Two weeks ago Cytodyn announced it had reached enrolment of 293 patients in its Phase 3 trial for COVID-19 patients with severe-to-critical symptoms, thereby meeting the requested criteria for a second interim efficacy analysis (in two weeks) by the Data Safety Monitoring Committee (DSMC) within the FDA. Can I ask that you request a copy of Leronlimab’s results to review in confidence.
It is my understanding Cytodyne will be submitting its Biologics License Application (BLA) for Leronlimab as a combination therapy for multi-drug resistance HIV patients in the UK in the coming weeks.
I humbly beg, in the interests of the whole world, that you give CYTODYN’s Leronlimab drug EUA approval immediately.
Yours sincerely
Rock, Vitamin D consumption. I mentioned your prophylaxis comments about Vit D to a dietician friend. She commented on the huge dose of Vitamin D3 you recommend. The normal RDA for Vitamin D3 is 400i.u. daily.
She stated that this is a fat -soluble vitamin and so any excess that is not utilised by the body is deposited in the body and not excreted by the kidneys as are water-soluble vitamins. The result of overdosing on this vitamin is that you can develop renal stones because it enhances the absorption of any Calcium in your dietary intake.
She stated an increase possibly to 500iu per day would be a safe amount but no more.
Many thanks for all the great contributions you make on this board.
CORRUPTION - Here is an extract (in quotation marks) from the article Covid-19: politicisation, “corruption,” and suppression of science published in the Brit Med Journal on the 13 Nov ’20 Ref https://doi.org/10.1136/bmj.m4425
“Politicians and governments are suppressing science. They do so in the public interest, they say, to accelerate availability of diagnostics and treatments. They do so to support innovation, to bring products to market at unprecedented speed. Both of these reasons are partly plausible; the greatest deceptions are founded in a grain of truth. But the underlying behaviour is troubling.
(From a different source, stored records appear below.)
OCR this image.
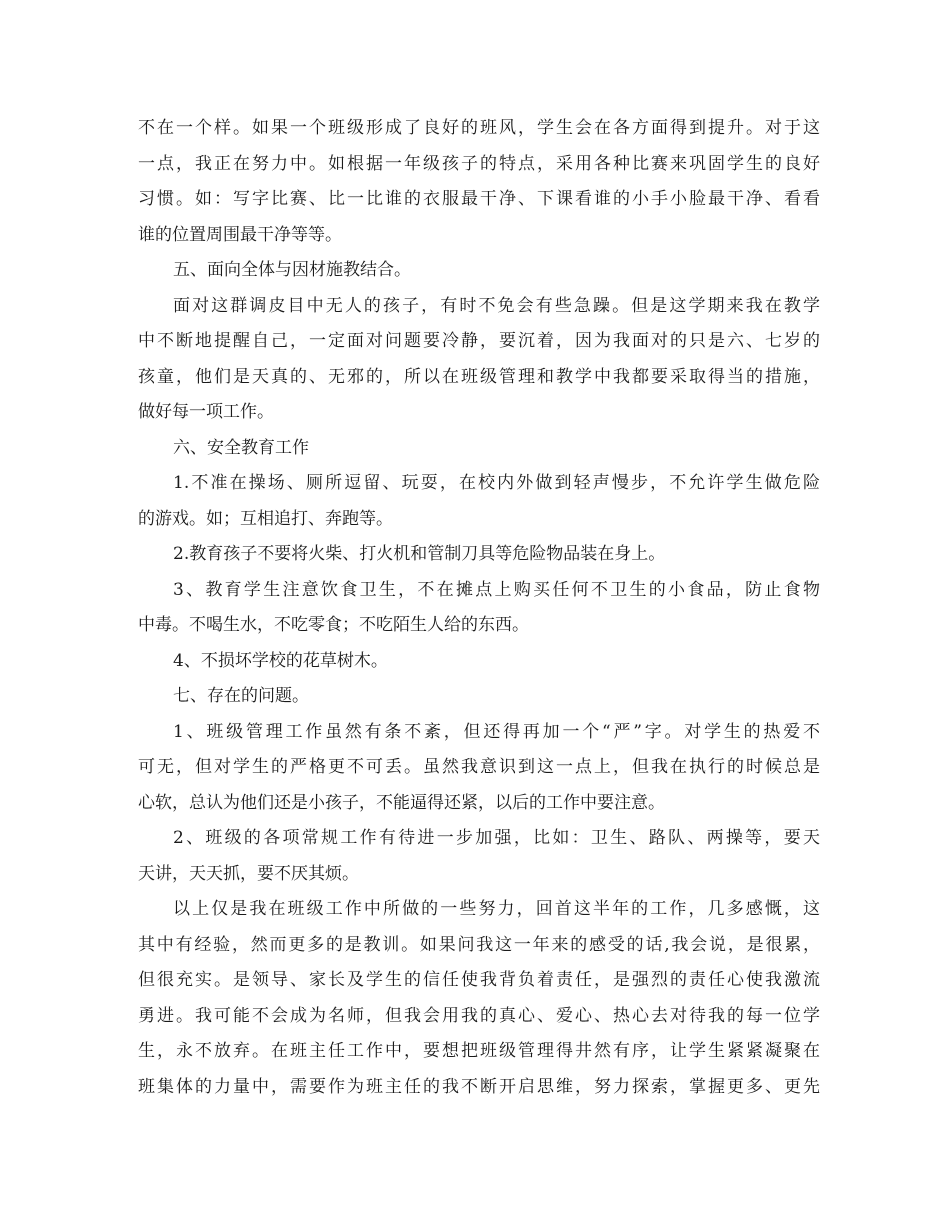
不在一个样。如果一个班级形成了良好的班风，学生会在各方面得到提升。对于这
一点，我正在努力中。如根据一年级孩子的特点，采用各种比赛来巩固学生的良好
习惯。如：写字比赛、比一比谁的衣服最干净、下课看谁的小手小脸最干净、看看
谁的位置周围最干净等等。
五、面向全体与因材施教结合。
面对这群调皮目中无人的孩子，有时不免会有些急躁。但是这学期来我在教学
中不断地提醒自己，一定面对问题要冷静，要沉着，因为我面对的只是六、七岁的
孩童，他们是天真的、无邪的，所以在班级管理和教学中我都要采取得当的措施，
做好每一项工作。
六、安全教育工作
1.不准在操场、厕所逗留、玩耍，在校内外做到轻声慢步，不允许学生做危险
的游戏。如；互相追打、奔跑等。
2.教育孩子不要将火柴、打火机和管制刀具等危险物品装在身上。
3、教育学生注意饮食卫生，不在摊点上购买任何不卫生的小食品，防止食物
中毒。不喝生水，不吃零食；不吃陌生人给的东西。
4、不损坏学校的花草树木。
七、存在的问题。
1、班级管理工作虽然有条不紊，但还得再加一个“严”字。对学生的热爱不
可无，但对学生的严格更不可丢。虽然我意识到这一点上，但我在执行的时候总是
心软，总认为他们还是小孩子，不能逼得还紧，以后的工作中要注意。
2、班级的各项常规工作有待进一步加强，比如：卫生、路队、两操等，要天
天讲，天天抓，要不厌其烦。
以上仅是我在班级工作中所做的一些努力，回首这半年的工作，几多感慨，这
其中有经验，然而更多的是教训。如果问我这一年来的感受的话,我会说，是很累，
但很充实。是领导、家长及学生的信任使我背负着责任，是强烈的责任心使我激流
勇进。我可能不会成为名师，但我会用我的真心、爱心、热心去对待我的每一位学
生，永不放弃。在班主任工作中，要想把班级管理得井然有序，让学生紧紧凝聚在
班集体的力量中，需要作为班主任的我不断开启思维，努力探索，掌握更多、更先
Science is being suppressed for political and financial gain. Covid-19 has unleashed state corruption on a grand scale, and it is harmful to public health. Politicians and industry are responsible for this opportunistic embezzlement. So too are scientists and health experts. The pandemic has revealed how the medical-political complex can be manipulated in an emergency—a time when it is even more important to safeguard science.”
“Politicisation of science was enthusiastically deployed by some of history’s worst autocrats and dictators, and it is now regrettably commonplace in democracies. The medical-political complex tends towards suppression of science to aggrandise and enrich those in power. And, as the powerful become more successful, richer, and further intoxicated with power, the inconvenient truths of science are suppressed. When good science is suppressed, people die.”
Surely there must be some independent investigatory journalists out there who can expose these greedy murderous B’s. Come on BBC , we pay your wages so protect us! Start with something beginning with R, and use Leronlimab as an aggrieved party to support your case.